Grace For Yourself & Others

I do a fair amount of traveling and learned a thing or two about navigating airports and airport security.  I thought I would share some of these pro tips with you because I'm a generous guy.  

Pro Tip #1 - Wear clothing that doesn't impede the security process.  Invest in slip-on shoes, and don't wear a belt.  Have your jacket and hat removed before you put your stuff on the conveyor at security.  Act like you've been there before, man.  

Pro Tip #2 - The security lines full of parents with 4.5 kids, two strollers, and fourteen carry-on items is probably not your best bet for a speedy security process. 

Pro Tip #3 - When de-planing the airplane after landing, get your stuff and be ready to roll when your time comes.  If you're ready, you can probably bypass twenty people who are still trying to find their cell phones in the seat back. 

I've also developed a long list of pet peeves relating to how other people act in the airport. I've given them names to match their transgressions:   

Talkative Terry - Terry has no concern for your physical space or that you are obviously wearing your headphones and don't want to discuss all of the Waffle Houses he's been to. 

Perpetually, Un-Prepared Polly - Polly has no idea where her boarding pass can be found and never discovers this until she's at the gate.  She also always tries to send a full water bottle through the security conveyor, thereby delaying everyone behind her. 

Overwhelmed Olive - Olive and her six kids are usually in front of you at Starbucks.  And they all order frappuccinos and food that requires heating.  All you wanted was black coffee. 
 There are a bunch more, but I'm aiming for brevity here.  Also, don't judge me.  You have your own list, I'm guessing.  

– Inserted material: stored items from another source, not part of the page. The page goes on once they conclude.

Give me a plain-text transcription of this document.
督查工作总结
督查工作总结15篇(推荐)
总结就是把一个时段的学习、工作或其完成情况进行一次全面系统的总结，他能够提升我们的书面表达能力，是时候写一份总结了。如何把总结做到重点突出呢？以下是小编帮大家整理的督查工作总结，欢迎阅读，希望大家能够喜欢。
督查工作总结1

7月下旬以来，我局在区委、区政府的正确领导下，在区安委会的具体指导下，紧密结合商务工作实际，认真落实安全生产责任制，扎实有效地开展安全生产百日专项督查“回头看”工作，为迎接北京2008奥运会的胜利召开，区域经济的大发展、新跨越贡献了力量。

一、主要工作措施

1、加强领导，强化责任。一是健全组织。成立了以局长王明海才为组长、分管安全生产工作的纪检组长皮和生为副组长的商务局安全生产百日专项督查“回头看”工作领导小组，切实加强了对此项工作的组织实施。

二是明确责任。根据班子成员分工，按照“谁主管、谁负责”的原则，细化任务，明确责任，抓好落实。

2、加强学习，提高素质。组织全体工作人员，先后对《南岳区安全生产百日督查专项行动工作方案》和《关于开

Still, I often wonder how much of my antipathy toward others in places like the airport might be a small example of how I generally feel toward others everywhere else.  

And further, how much of these ill feelings I'm feeling might be sourced by subconscious things like my prejudices, biases, baggage, or worse, the fear that I might be just... like... them.  

It's enough to make you doubt your essential goodness as a human.   

It's also enough to make you wonder if maybe, just maybe, you shouldn't be feeling all that animosity toward other people because they need grace, just like you need grace.  

The great Buddhist teacher Pema Chodron once wrote: 

In order to feel compassion for other people, we have to feel compassion for ourselves.  In particular, to care about people who are fearful, angry, jealous, overpowered by addictions of all kinds, arrogant, proud, miserly, selfish, mean, you name it--to have compassion and to care for these people means not to run from the pain of finding these things in ourselves.  

I feel like Jesus was all about this kind of introspection.  He told his followers to be careful about spending so much time on other people's miscues while ignoring their own.  

He told stories that turned his listeners' expectations upside down as they were forced to identify with the very people they loathed. 

I wish I could be more like Jesus.  I figure we all kind of wish that, don't we?  And there's no better way to become more like Jesus than to start having compassion for others as we face the fact that we need grace and mercy for ourselves first. 

May you discover this compassion for yourself and others today and every day from this day.  And may the grace and peace of our Lord Jesus Christ be with you now and always. Amen.